Here's Metrostudy chief economist and director of consulting Brad Hunter's take on home building's second-half "Pause" in 2013. In part, Hunter offers plausible reasons for its occurrence. More importantly, he's got a cautionary tale of the "be careful what you wish for" variety. All those lots you picked up in the past 12 months? Some of them you probably overpaid a pretty penny for. Now what?
Hunter is quoted below:
Metrostudy's latest nationwide study reveals that housing starts rose in most markets in the third quarter, but the trends were mixed among markets. A late-summer/early fall drop in sales (referred to on quarterly earnings calls as the "pause") was evident in Metrostudy's local market research. The slowdown in sales was accompanied by a rise in home purchase cancellations, although traffic (the flow of people through builder showrooms) has risen compared with the same time periods last year.
This release is a high-level summary of findings from: 1) the latest quarterly subdivision-level, in-field count by Metrostudy's 350 field researchers, 2) the findings of more than 200 site-specific feasibility studies completed by the firm so far in 2013, and 3) proprietary weekly surveys of traffic and sales.
The latest study shows that the 3Q "gainers" include a number of second-tier markets, while the "decliners" were concentrated in the volatile boom-bust markets. Examples of "gainers" are (showing quarter-on quarter 3Q change in total housing starts):
Nashville has been hot this year. We have done more feasibility studies in Nashville than in just about any other market in the country.
In the case of South Florida, the decline was heavily driven by a single project (Aventura Isles), in which the builder built a large number of homes in the second quarter. Although the "pause" did affect Southwest Florida quite strongly, the decline in Southeast Florida was not due to a reduction in demand in the market.
Is it really a "pause," or is it a sign that we are near the "top"? In order to answer this, we have to examine what caused the drop in sales. In our view, the factors are: 1) overly-aggressive home price increases, 2) the recent mortgage rate spike, 3) a drop in consumer confidence due to job markets and fiscal/debt problems, 4) the "pulling forward" of demand by the first half of the year that normally would have materialized in the second half, and, 5) the return of normal seasonal fluctuations that had been obscured by the secular up-trends and down-trends of the past seven years.

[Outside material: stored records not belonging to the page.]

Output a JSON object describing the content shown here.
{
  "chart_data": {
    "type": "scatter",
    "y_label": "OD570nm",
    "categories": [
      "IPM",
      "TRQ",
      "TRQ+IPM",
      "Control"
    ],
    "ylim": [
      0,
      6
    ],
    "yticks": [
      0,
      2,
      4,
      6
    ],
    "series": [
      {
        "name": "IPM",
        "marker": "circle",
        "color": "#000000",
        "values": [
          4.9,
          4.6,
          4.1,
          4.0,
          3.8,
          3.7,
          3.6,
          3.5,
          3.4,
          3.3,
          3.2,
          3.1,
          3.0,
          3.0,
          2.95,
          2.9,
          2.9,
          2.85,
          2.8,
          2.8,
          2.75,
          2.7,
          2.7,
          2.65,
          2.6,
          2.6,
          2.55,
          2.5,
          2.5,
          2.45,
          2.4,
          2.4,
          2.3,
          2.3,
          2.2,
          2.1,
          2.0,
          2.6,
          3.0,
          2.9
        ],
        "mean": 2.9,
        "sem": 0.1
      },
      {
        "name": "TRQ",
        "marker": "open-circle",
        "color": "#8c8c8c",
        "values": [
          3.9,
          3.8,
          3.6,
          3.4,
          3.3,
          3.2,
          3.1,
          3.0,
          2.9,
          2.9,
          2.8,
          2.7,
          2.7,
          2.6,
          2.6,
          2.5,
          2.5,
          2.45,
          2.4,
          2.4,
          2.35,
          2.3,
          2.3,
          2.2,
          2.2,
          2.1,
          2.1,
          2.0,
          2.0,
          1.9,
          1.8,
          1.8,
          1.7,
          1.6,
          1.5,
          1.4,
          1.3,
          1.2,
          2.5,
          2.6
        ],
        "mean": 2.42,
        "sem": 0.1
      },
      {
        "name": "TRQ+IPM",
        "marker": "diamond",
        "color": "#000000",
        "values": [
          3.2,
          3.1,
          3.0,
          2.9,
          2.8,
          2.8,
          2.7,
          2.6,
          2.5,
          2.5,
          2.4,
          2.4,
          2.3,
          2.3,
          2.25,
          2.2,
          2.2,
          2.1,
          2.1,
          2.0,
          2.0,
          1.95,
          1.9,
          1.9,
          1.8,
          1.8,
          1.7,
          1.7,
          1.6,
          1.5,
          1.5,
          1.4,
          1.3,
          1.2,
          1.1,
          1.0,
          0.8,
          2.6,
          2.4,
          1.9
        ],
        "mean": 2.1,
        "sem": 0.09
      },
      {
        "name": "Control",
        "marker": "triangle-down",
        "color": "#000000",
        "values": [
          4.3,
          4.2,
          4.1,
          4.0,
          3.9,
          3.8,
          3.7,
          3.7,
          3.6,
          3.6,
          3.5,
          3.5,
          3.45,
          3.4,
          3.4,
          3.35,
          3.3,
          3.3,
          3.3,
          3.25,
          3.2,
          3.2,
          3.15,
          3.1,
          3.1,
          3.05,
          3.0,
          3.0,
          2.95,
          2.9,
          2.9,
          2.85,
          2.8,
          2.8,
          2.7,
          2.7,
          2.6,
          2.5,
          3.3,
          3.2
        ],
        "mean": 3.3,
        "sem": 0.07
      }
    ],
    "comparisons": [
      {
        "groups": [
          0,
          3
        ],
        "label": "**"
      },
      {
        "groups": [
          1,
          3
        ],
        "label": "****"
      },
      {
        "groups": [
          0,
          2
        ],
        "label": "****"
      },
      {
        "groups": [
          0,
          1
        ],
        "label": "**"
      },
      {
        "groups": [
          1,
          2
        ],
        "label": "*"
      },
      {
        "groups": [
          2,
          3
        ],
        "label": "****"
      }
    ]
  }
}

Based upon these five factors, Metrostudy finds it likely that demand will continue upward in 2014.
The only factor in this list of five that could precipitate a long-term downtrend is mortgage rates, but mortgage rates are not going to go up sharply next year, so that is more of a long-term problem.
Demand is likely to continue to grow, but the rate of increase in home prices will likely be slower than in the first half of 2013.
The market was so strong in the first half of the year, that "everything worked." All the land deals worked --on paper-- because consumers were willing to pay prices that were going up 15% to 20% a year in "A" submarkets... about eight times as fast as incomes were going up in those submarkets.
Now, we are hearing about a new sense of caution among builder-developers, and about some land deals being dropped.
To paraphrase Warren Buffet, a rising tide lifts all boats, but.. when the tide goes out, you find out who's been swimming naked. "Caught Swimming Naked" is a good analogy, because pretty soon, builders who paid too much in 2013 for land might be caught with their BOTTOM LINE exposed in 2015/16.
Our conclusion is one of cautious optimism. Demand is still rising, and it is still a good time to open new residential developments, but it is now time to base land decisions on solid market research, on both demand and supply.